We are advocating for health equity.  According to the Center’s for Disease Control (CDC), infant mortality is the death of an infant before his or her first birthday.  CDC’s data shows that Black children are more than twice as likely to die before their first birthday than White children (10.8 deaths per 1000 live births for Black infants and 4.6 for White). Birth defects is one of the leading causes of infant mortality and early detection is a way to save an infant’s life.  The Children’s National Government Affairs team was an early leader in efforts to require birthing hospitals to conduct newborn screening that would detect birth defects. This life saving public policy is now law in all 50 states.

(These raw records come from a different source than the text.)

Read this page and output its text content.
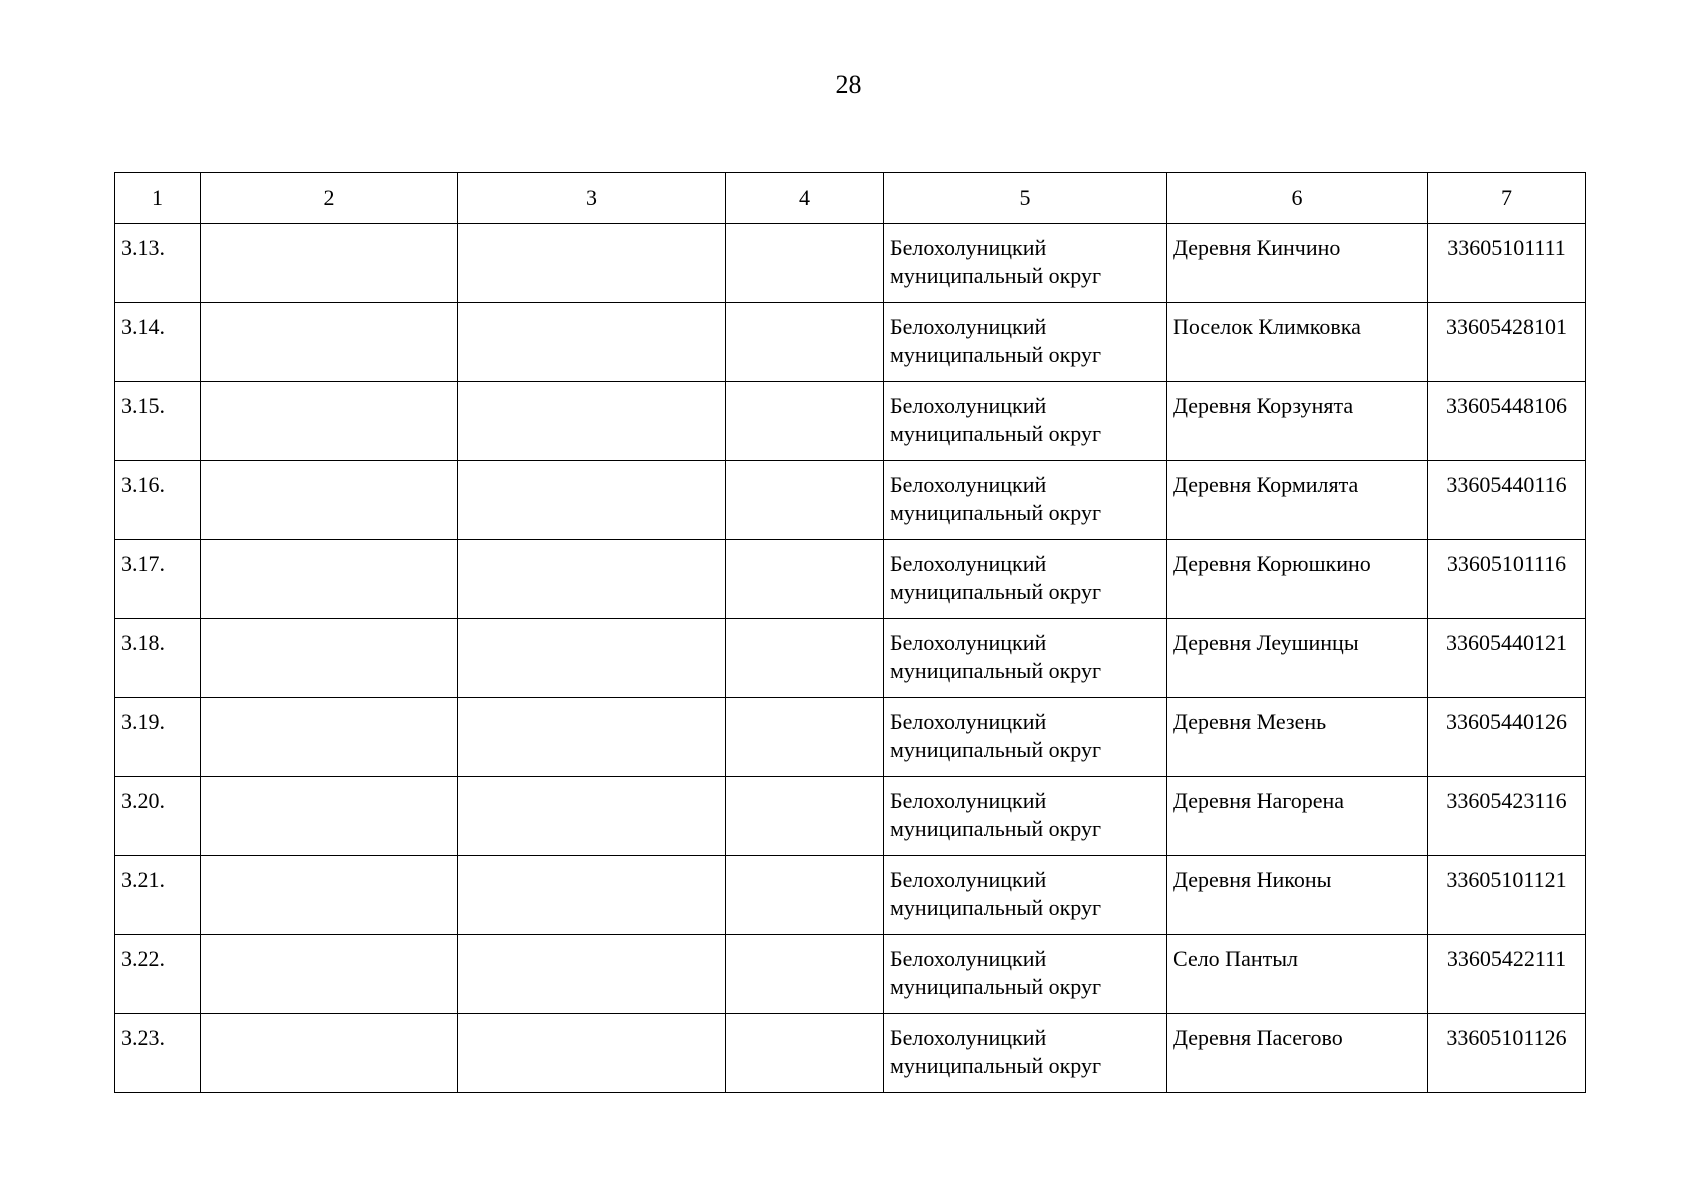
28
1	2	3	4	5	6	7
3.13.				Белохолуницкий
муниципальный округ	Деревня Кинчино	33605101111
3.14.				Белохолуницкий
муниципальный округ	Поселок Климковка	33605428101
3.15.				Белохолуницкий
муниципальный округ	Деревня Корзунята	33605448106
3.16.				Белохолуницкий
муниципальный округ	Деревня Кормилята	33605440116
3.17.				Белохолуницкий
муниципальный округ	Деревня Корюшкино	33605101116
3.18.				Белохолуницкий
муниципальный округ	Деревня Леушинцы	33605440121
3.19.				Белохолуницкий
муниципальный округ	Деревня Мезень	33605440126
3.20.				Белохолуницкий
муниципальный округ	Деревня Нагорена	33605423116
3.21.				Белохолуницкий
муниципальный округ	Деревня Никоны	33605101121
3.22.				Белохолуницкий
муниципальный округ	Село Пантыл	33605422111
3.23.				Белохолуницкий
муниципальный округ	Деревня Пасегово	33605101126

There is also a federal law that defines the birth defects that all American infants must be screened for.  While newborn screening is only one strategy used to reduce infant mortality, it creates equitable access for all children regardless of race and ability to pay. 

We are training the next generation of pediatric health care providers to care for the whole child. The CHAI team understands that excellent clinical care is only a small part of what it takes to keep a child healthy.  We want our young doctors to also understand this.  Social factors, such as housing, education and access to quality food, also make a difference in health outcomes for children.  The CHAI advocacy education team developed a national model for socially accountable, interprofessional advocacy education, that will result in a skilled workforce driven to advocate for child health equity and systemic change. Trainees learn about food insecurity during a day long interactive session at the Capital Area Food Bank.  Their experiential learning also includes strategies for helping families resolve this need. 

Eliminating inequity across all social systems will take determination to untangle systemic bias in public policy that have been entrenched for centuries.  At Children’s National, the focus is squarely on making a difference in the lives of children.  We are guided by our community; use data and research to focus our efforts; and advocate for public policy and systems change. Children are only a small part of the U.S. population, but they are our future.  The Child Health Advocacy Institute, through policy and systems change, will champion polices that improve the quality of life and create equity for all children.